Microsoft has deprecated Paint in favor of the new Paint 3D tool, which debuted in April with the Windows 10 Creators Update, and has taken its place on the Windows Start menu. While Paint 3D is now pinned to the Start menu, the original Paint is still included among the apps bundled with the OS. With the fall update, only Paint 3D is included.

Reports of Paint's demise went viral yesterday, apparently much to Microsoft's surprise. The company issued a brief statement stating that Paint isn't disappearing, reiterating that it'll remain available in the Windows Store as a free download.

"MS Paint is here to stay. It will just have a new home soon in the Windows Store where it will be available for free," according to the statement by Megan Saunders, Microsoft's general manager for 3D for Everyone, Windows Experiences. "If there's anything we learned, it's that after 32 years, MS Paint has a lot of fans. It's been amazing to see so much love for our trusty old app."

Nevertheless, that doesn't mean Paint will remain in the Windows Store forever. Tools that Microsoft classifies as "deprecated" could be removed in future releases, according to the company.

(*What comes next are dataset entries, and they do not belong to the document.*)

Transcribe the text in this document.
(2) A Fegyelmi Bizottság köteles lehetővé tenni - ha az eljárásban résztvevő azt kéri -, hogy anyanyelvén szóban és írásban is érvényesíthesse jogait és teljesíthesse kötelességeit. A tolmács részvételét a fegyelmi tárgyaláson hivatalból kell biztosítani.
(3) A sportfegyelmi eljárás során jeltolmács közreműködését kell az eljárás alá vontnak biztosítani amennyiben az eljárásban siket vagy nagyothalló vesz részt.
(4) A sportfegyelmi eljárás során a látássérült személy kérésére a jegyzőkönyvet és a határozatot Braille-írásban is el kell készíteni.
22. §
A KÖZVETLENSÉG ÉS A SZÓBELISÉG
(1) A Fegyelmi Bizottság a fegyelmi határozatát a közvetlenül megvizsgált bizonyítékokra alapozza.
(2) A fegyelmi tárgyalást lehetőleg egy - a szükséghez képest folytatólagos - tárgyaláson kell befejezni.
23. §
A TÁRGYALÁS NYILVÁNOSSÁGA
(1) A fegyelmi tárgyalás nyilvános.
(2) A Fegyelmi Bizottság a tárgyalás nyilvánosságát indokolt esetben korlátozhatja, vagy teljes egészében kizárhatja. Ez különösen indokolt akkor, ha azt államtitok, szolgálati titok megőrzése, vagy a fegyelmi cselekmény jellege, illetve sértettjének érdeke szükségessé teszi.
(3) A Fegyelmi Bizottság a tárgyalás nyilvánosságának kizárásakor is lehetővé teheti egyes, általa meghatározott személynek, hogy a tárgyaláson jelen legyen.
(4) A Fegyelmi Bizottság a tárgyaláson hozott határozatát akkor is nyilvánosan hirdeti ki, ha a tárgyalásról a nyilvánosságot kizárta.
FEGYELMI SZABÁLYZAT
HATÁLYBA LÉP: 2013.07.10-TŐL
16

Frankly, it's not that big a deal. Paint 3D, though it has a much different interface, has the same basic functionality Paint offers, while giving users more illustration and photo editing options, including the ability to render images in 3D.

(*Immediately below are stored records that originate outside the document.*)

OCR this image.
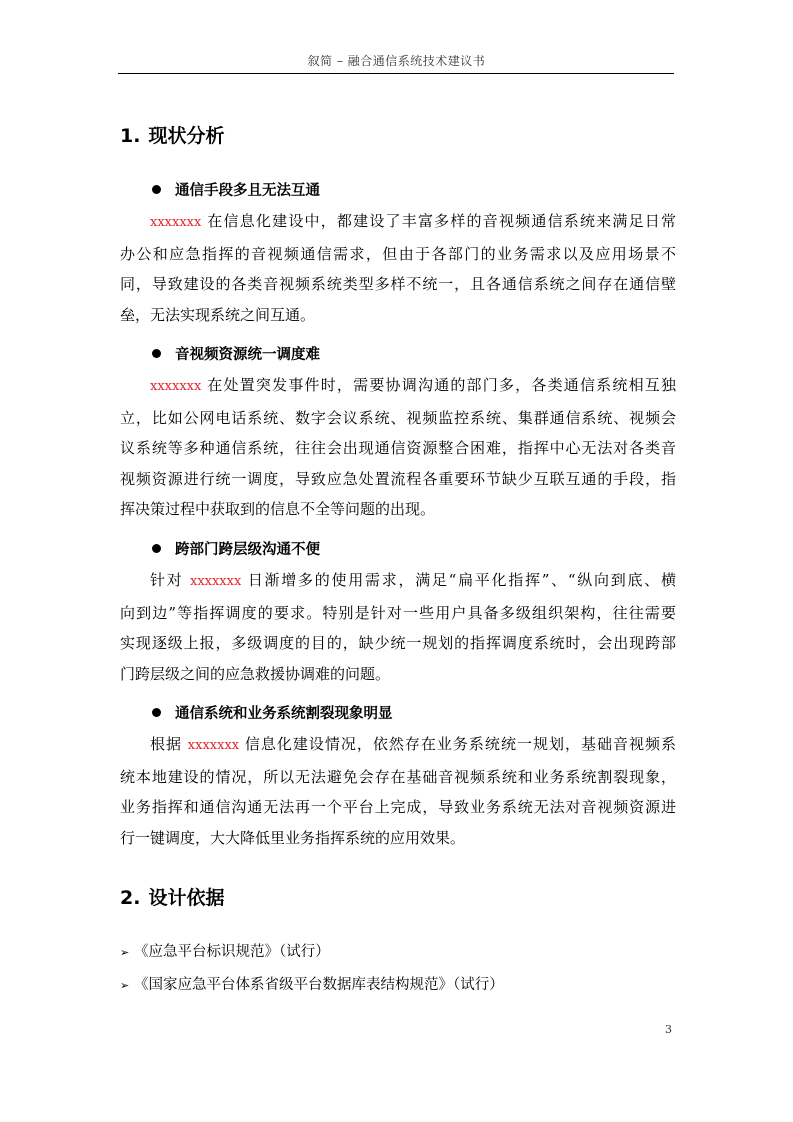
叙简 – 融合通信系统技术建议书
1. 现状分析
通信手段多且无法互通
xxxxxxx 在信息化建设中，都建设了丰富多样的音视频通信系统来满足日常
办公和应急指挥的音视频通信需求，但由于各部门的业务需求以及应用场景不
同，导致建设的各类音视频系统类型多样不统一，且各通信系统之间存在通信壁
垒，无法实现系统之间互通。
音视频资源统一调度难
xxxxxxx 在处置突发事件时，需要协调沟通的部门多，各类通信系统相互独
立，比如公网电话系统、数字会议系统、视频监控系统、集群通信系统、视频会
议系统等多种通信系统，往往会出现通信资源整合困难，指挥中心无法对各类音
视频资源进行统一调度，导致应急处置流程各重要环节缺少互联互通的手段，指
挥决策过程中获取到的信息不全等问题的出现。
跨部门跨层级沟通不便
针对 xxxxxxx 日渐增多的使用需求，满足“扁平化指挥”、“纵向到底、横
向到边”等指挥调度的要求。特别是针对一些用户具备多级组织架构，往往需要
实现逐级上报，多级调度的目的，缺少统一规划的指挥调度系统时，会出现跨部
门跨层级之间的应急救援协调难的问题。
通信系统和业务系统割裂现象明显
根据 xxxxxxx 信息化建设情况，依然存在业务系统统一规划，基础音视频系
统本地建设的情况，所以无法避免会存在基础音视频系统和业务系统割裂现象，
业务指挥和通信沟通无法再一个平台上完成，导致业务系统无法对音视频资源进
行一键调度，大大降低里业务指挥系统的应用效果。
2. 设计依据
➢ 《应急平台标识规范》（试行）
➢ 《国家应急平台体系省级平台数据库表结构规范》（试行）
3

In fact, when Microsoft first revealed and demonstrated Paint 3D back in October of last year at the announcement of the Windows 10 Creators Update and Surface Studio, the company said at the time that the new tool was a replacement for Paint due to its ability to create richer graphics and images (see Michael Desmond's assessment of Paint 3D and some of the  other features in the Windows 10  Fall Creators Update Technical Preview).

By the time MS Paint finally does disappear from the Windows Store, in all likelihood few will notice or care other than those who are sentimental. And those traditionalists will likely once again mourn its final demise, though in reality MS Paint just has a new name and added features.